Joining Crowds on Mykonos

Getting there: The island of Mykonos lies 94 nautical miles southeast of Piraeus, the port that serves Athens. There are no nonstop or direct flights from LAX to Athens, but American, Delta, United, Lufthansa, TWA, Northwest, KLM and British Airways are among the airlines offering connections, with restricted round-trip air fares beginning at $1,265, including taxes. (Also, Olympic Airways, the Greek national airline, flies to Athens from New York.) Flights from Athens to Mykonos (about 45 minutes) depart daily on Olympic with one-way restricted coach fares beginning at $56. To reach the island by sea from Athens, take a ferry or hydrofoil from Piraeus to Mykonos. The trip is six to seven hours, and fares begin at $12.

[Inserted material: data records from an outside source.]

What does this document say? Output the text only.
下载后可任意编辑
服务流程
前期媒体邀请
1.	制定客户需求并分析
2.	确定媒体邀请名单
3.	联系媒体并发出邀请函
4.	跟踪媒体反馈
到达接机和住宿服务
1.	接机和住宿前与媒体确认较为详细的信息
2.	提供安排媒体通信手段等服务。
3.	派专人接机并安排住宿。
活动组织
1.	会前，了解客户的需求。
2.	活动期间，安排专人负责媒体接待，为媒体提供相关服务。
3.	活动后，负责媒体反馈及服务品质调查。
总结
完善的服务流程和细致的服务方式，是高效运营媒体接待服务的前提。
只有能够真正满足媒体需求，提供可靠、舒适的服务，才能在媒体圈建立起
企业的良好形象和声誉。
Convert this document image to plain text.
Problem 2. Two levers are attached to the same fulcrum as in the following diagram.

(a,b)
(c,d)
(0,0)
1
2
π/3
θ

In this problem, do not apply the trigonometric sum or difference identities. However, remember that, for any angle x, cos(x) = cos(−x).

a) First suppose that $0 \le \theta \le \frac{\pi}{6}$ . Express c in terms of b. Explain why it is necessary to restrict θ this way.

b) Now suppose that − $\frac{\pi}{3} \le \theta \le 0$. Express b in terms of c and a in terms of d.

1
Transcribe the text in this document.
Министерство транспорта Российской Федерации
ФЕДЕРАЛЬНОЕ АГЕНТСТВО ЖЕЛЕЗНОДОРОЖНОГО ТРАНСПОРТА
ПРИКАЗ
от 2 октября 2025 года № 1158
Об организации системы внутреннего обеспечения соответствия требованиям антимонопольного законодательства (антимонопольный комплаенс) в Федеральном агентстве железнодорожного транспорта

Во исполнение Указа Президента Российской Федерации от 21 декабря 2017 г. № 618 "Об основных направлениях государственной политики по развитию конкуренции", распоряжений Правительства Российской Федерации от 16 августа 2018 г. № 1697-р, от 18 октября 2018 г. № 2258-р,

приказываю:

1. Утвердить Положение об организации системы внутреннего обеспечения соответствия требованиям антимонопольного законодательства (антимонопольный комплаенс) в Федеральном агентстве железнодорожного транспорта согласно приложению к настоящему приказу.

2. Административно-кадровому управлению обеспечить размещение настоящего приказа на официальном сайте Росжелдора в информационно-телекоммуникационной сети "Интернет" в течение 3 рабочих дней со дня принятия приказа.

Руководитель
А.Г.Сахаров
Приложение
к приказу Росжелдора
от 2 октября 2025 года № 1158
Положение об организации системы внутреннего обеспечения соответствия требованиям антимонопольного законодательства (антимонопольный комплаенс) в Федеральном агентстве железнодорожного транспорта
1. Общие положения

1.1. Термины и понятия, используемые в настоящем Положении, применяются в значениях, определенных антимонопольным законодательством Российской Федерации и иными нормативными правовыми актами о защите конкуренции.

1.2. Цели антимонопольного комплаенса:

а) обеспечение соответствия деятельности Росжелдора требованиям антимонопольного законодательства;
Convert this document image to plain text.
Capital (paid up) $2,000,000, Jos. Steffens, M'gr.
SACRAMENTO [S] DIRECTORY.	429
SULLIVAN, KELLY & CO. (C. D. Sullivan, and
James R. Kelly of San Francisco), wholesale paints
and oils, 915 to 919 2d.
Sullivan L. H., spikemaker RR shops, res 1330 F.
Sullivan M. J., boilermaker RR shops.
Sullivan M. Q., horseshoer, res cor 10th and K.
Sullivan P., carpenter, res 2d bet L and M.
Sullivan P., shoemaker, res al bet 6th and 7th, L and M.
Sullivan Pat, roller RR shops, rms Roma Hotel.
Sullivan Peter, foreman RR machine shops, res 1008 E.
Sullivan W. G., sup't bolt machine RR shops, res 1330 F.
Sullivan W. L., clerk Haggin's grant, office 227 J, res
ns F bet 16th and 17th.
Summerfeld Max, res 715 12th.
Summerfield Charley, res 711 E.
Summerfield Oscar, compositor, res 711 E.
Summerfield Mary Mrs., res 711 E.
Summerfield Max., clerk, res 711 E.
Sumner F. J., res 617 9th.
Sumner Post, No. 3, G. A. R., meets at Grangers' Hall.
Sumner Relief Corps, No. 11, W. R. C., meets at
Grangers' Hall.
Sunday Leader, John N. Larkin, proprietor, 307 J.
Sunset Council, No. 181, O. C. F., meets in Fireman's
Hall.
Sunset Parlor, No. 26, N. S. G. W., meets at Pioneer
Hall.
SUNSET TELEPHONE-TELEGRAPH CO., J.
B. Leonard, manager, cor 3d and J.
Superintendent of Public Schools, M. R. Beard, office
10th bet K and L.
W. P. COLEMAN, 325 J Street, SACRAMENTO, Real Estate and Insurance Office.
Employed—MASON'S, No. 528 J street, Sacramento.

When to go: Most hotels and restaurants are open from April to October, and close for the cold, tourist-free winter. July and August are the months of biggest crowds and highest hotel rates. September, in the estimation of many locals, is the best month to visit.

Where to stay: A high-end option is the Hotel Cavo Tagoo (telephone 011-30-289-23692, fax 011-30-289-24923), a 72-room complex with pool and restaurant built in an old quarry half a mile outside town and 50 yards from the nearest beach. Rates for a double room run about $110-$230 nightly depending on the date and the room. The Hotel Lito (tel. 011-30-289-22207, fax 011-30-289-23985), less lavish but in town with a substantial garden and waterfront views, offers double rooms for about $90-$115, again depending on the date. Many more Spartan lodgings are available for less. If you’re traveling without reservations, you can find an island-wide selection of lodgings listed at a pair of reservations rooms in the unnamed low building nearest the dock where passengers disembark from the ferry. (In this article, exchange rates are calculated at 210 drachmas per dollar.)

Where to eat: All along the waterfront stand tavernas offering the same pleasant range of seafood fare. For a fancier dinner and French overtones, Chez Katrine in the center of town offers dinner entrees for $7-$25. Nearby, Le Cathedrale offers dinner entrees $6-$11. Taverna Antonini, on Plateia Manto Mavrogenous by the town’s main taxi stand, offers solid fare with entrees up to about $10.